Czeski dziennik ekonomiczny "E15" pisze, że najszybciej oferty mogą przeprowadzić spółki AVG i Nay. Pierwsza to producent m.in. oprogramowania antywirusowego, druga to słowacka sieć sprzedaży AGD i elektroniki. W obu duże pakiety akcji posiada zarejestrowana w Polsce firma private equity Enterprise Investors, która - zdaniem gazety - chciałaby wprowadzić je przede wszystkim do Warszawy. EI potwierdza, że przygotowuje ofertę pierwotną AVG. Jednak plotki o jego debiucie pojawiały się już w przeszłości. Z kolei Nay latem ubiegłego roku przymierzał się do ekspansji na polskim rynku, jednak ostatecznie nie podjął wyzwania.
Kierownictwo praskiej giełdy zamierza walczyć o rodzime firmy z konkurencją w postaci GPW w Warszawie. Sporządzono listę podmiotów, które w różnym momencie deklarowały jakieś zainteresowanie rynkiem publicznym. Petr Koblic ma nadzieję, że uda się przekonać do emisji akcji choćby niedużą część ze 150 umieszczonych na niej spółek.

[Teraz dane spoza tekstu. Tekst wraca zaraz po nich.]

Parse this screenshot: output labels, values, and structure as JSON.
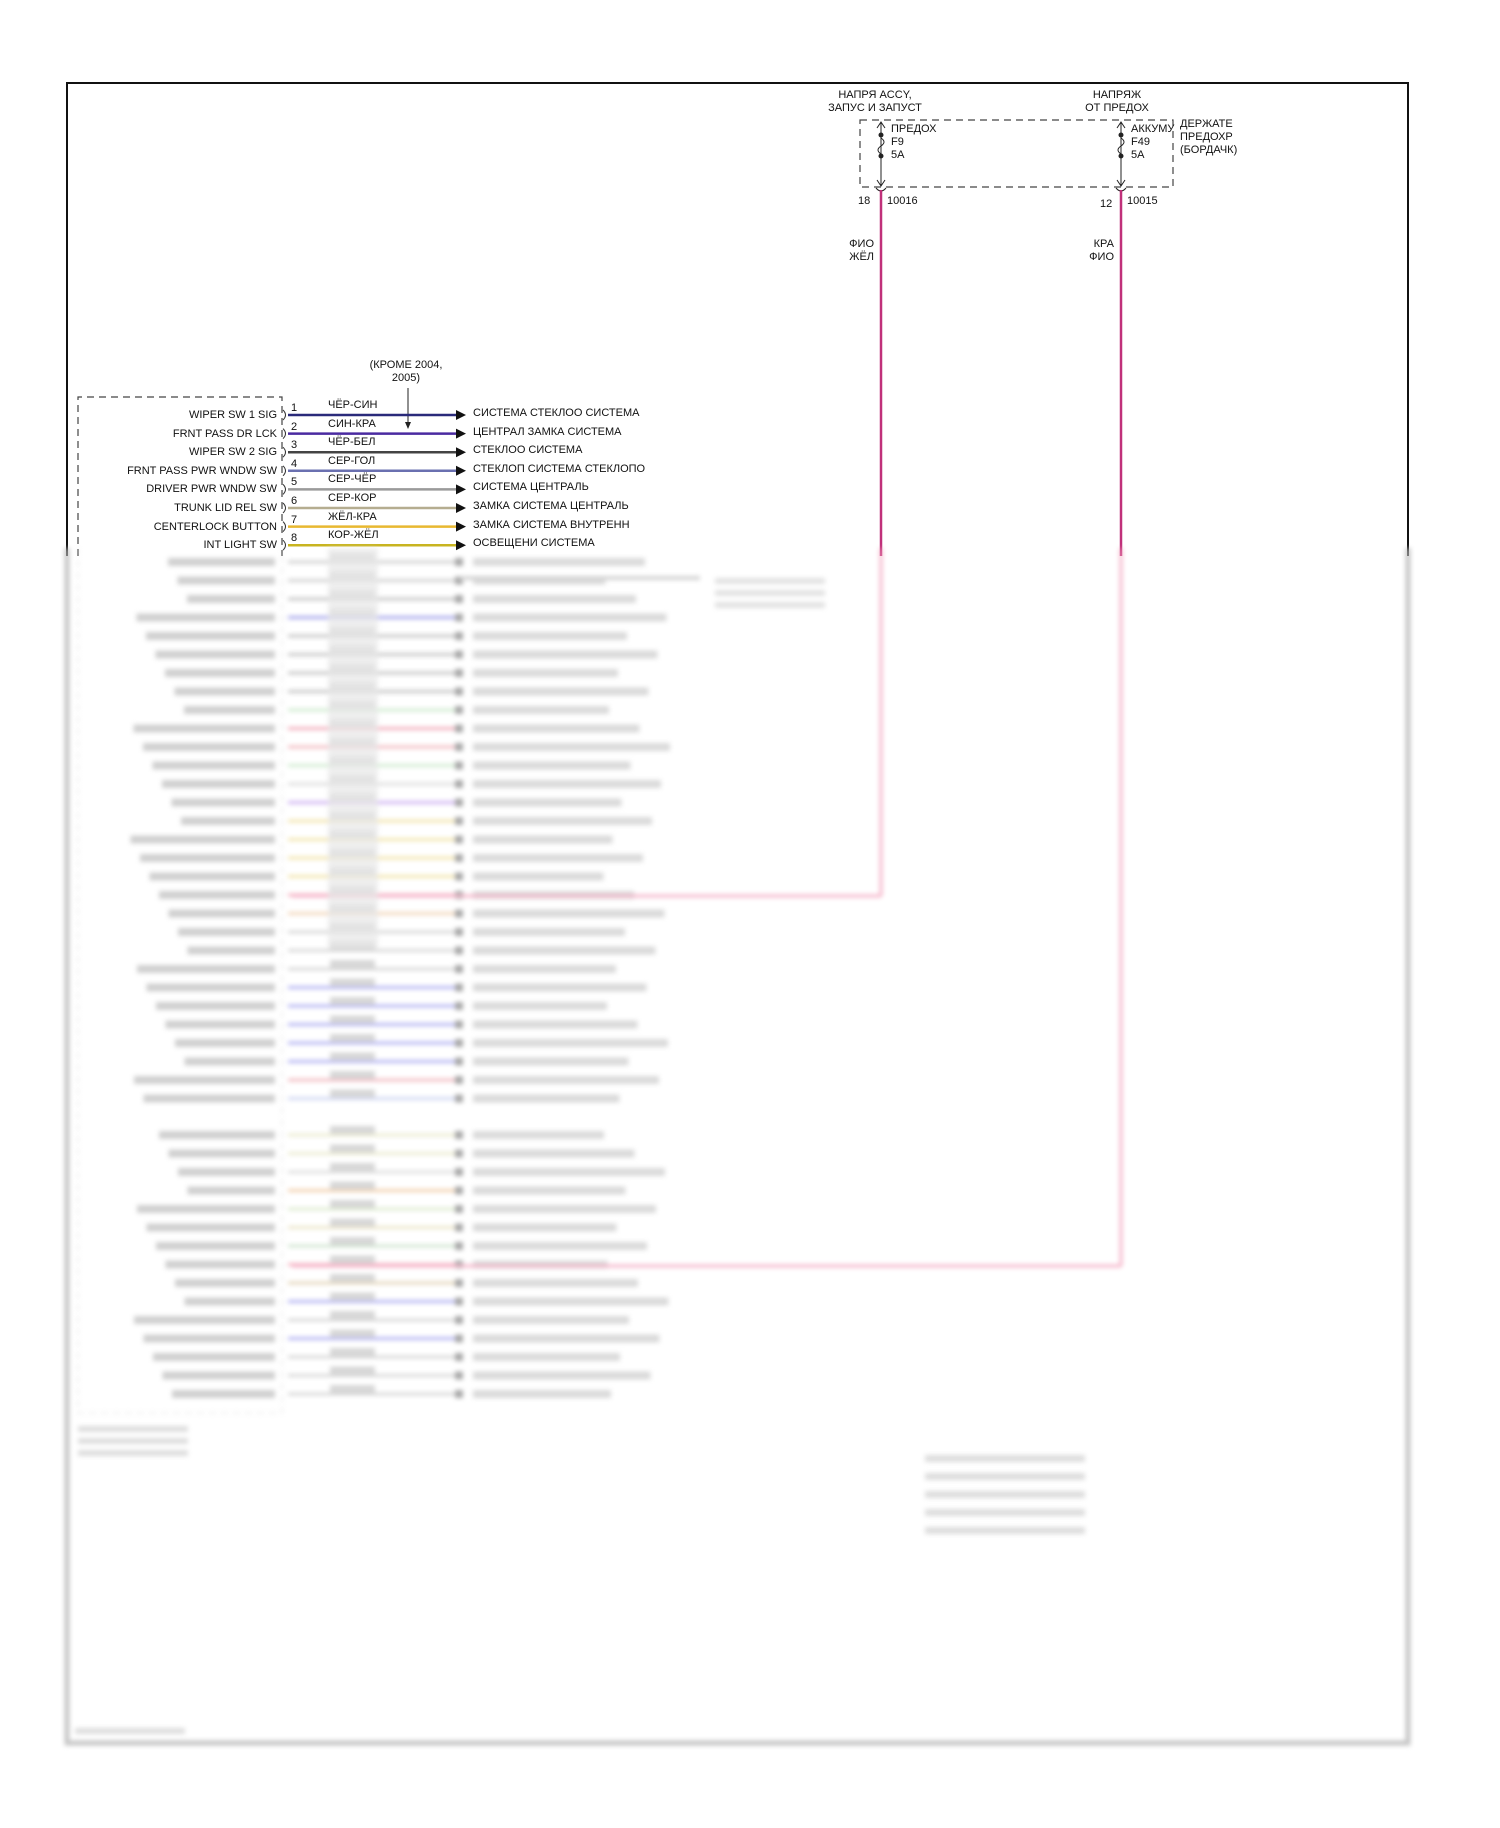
{
  "fuses": [
    {
      "source_label": [
        "НАПРЯ ACCY,",
        "ЗАПУС И ЗАПУСТ"
      ],
      "name": "ПРЕДОХ",
      "id": "F9",
      "rating": "5A",
      "pin": "18",
      "circuit": "10016",
      "wire_color": [
        "ФИО",
        "ЖЁЛ"
      ],
      "color": "#c0307a"
    },
    {
      "source_label": [
        "НАПРЯЖ",
        "ОТ ПРЕДОХ"
      ],
      "name": "АККУМУ",
      "id": "F49",
      "rating": "5A",
      "pin": "12",
      "circuit": "10015",
      "wire_color": [
        "КРА",
        "ФИО"
      ],
      "color": "#c0307a"
    }
  ],
  "fuse_box_label": [
    "ДЕРЖАТЕ",
    "ПРЕДОХР",
    "(БОРДАЧК)"
  ],
  "note": [
    "(КРОМЕ 2004,",
    "2005)"
  ],
  "wires": [
    {
      "pin": "1",
      "signal": "WIPER SW 1 SIG",
      "color_code": "ЧЁР-СИН",
      "destination": "СИСТЕМА СТЕКЛОО СИСТЕМА",
      "color": "#2a2a7a"
    },
    {
      "pin": "2",
      "signal": "FRNT PASS DR LCK",
      "color_code": "СИН-КРА",
      "destination": "ЦЕНТРАЛ ЗАМКА СИСТЕМА",
      "color": "#4a2aa0"
    },
    {
      "pin": "3",
      "signal": "WIPER SW 2 SIG",
      "color_code": "ЧЁР-БЕЛ",
      "destination": "СТЕКЛОО СИСТЕМА",
      "color": "#444444"
    },
    {
      "pin": "4",
      "signal": "FRNT PASS PWR WNDW SW",
      "color_code": "СЕР-ГОЛ",
      "destination": "СТЕКЛОП СИСТЕМА СТЕКЛОПО",
      "color": "#6a70b0"
    },
    {
      "pin": "5",
      "signal": "DRIVER PWR WNDW SW",
      "color_code": "СЕР-ЧЁР",
      "destination": "СИСТЕМА ЦЕНТРАЛЬ",
      "color": "#9a9a9a"
    },
    {
      "pin": "6",
      "signal": "TRUNK LID REL SW",
      "color_code": "СЕР-КОР",
      "destination": "ЗАМКА СИСТЕМА ЦЕНТРАЛЬ",
      "color": "#b5ad90"
    },
    {
      "pin": "7",
      "signal": "CENTERLOCK BUTTON",
      "color_code": "ЖЁЛ-КРА",
      "destination": "ЗАМКА СИСТЕМА ВНУТРЕНН",
      "color": "#e8b830"
    },
    {
      "pin": "8",
      "signal": "INT LIGHT SW",
      "color_code": "КОР-ЖЁЛ",
      "destination": "ОСВЕЩЕНИ СИСТЕМА",
      "color": "#c8b420"
    }
  ],
  "blurred_wire_colors": [
    "#c8c8c8",
    "#c8c8c8",
    "#bbbbbb",
    "#9a9ae8",
    "#bbbbbb",
    "#bbbbbb",
    "#bbbbbb",
    "#bbbbbb",
    "#c8e8c8",
    "#f0a0b0",
    "#f0b0b8",
    "#c8e8c8",
    "#d8d8d8",
    "#c8a8f0",
    "#f0e0a0",
    "#f0e0a0",
    "#f0e0a0",
    "#f0e0a0",
    "#f4a8b8",
    "#f0d0b0",
    "#d0d0d0",
    "#d0d0d0",
    "#d0d0d0",
    "#a8a8f0",
    "#a8a8f0",
    "#a8a8f0",
    "#a8a8f0",
    "#a8a8f0",
    "#f0b0b8",
    "#c8d0f0"
  ],
  "blurred_wire_colors_2": [
    "#e8e8c8",
    "#e8e8c8",
    "#d8d8d8",
    "#f0c8a0",
    "#d8e8c8",
    "#e8e0c0",
    "#c8e0c8",
    "#f4a8b8",
    "#e0d0b0",
    "#a8a8f0",
    "#d0d0d0",
    "#a8a8f0",
    "#d0d0d0",
    "#d0d0d0",
    "#d0d0d0"
  ],
  "pink_wire_color": "#f4a8c0"
}
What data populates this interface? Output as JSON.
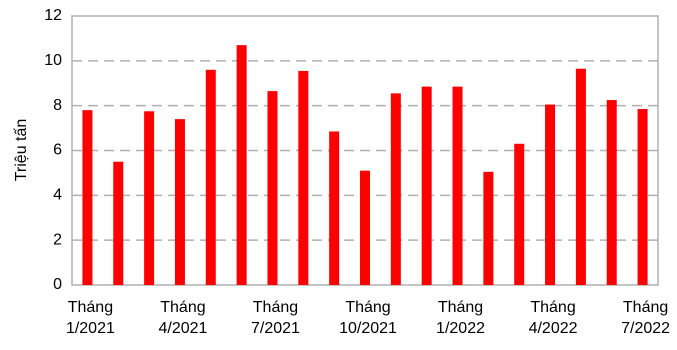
{
  "chart_data": {
    "type": "bar",
    "y_label": "Triệu tấn",
    "categories": [
      "Tháng 1/2021",
      null,
      null,
      "Tháng 4/2021",
      null,
      null,
      "Tháng 7/2021",
      null,
      null,
      "Tháng 10/2021",
      null,
      null,
      "Tháng 1/2022",
      null,
      null,
      "Tháng 4/2022",
      null,
      null,
      "Tháng 7/2022"
    ],
    "values": [
      7.8,
      5.5,
      7.75,
      7.4,
      9.6,
      10.7,
      8.65,
      9.55,
      6.85,
      5.1,
      8.55,
      8.85,
      8.85,
      5.05,
      6.3,
      8.05,
      9.65,
      8.25,
      7.85
    ],
    "color": "#ff0000",
    "ylim": [
      0,
      12
    ],
    "yticks": [
      0,
      2,
      4,
      6,
      8,
      10,
      12
    ],
    "grid": true
  }
}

Za pewien sukces wypada mu poczytać przebieg niedawnej oferty węglowego potentata NWR. Ostatecznie sprzedał on w Pradze więcej papierów niż w Warszawie, choć i tak 90 proc. wartej 4,8 mld zł oferty trafiło do Londynu.
W tym roku innych emisji w Pradze nie było, ale analitycy twierdzą, że przykład NWR zachęci czeskie spółki do konkretyzacji planów.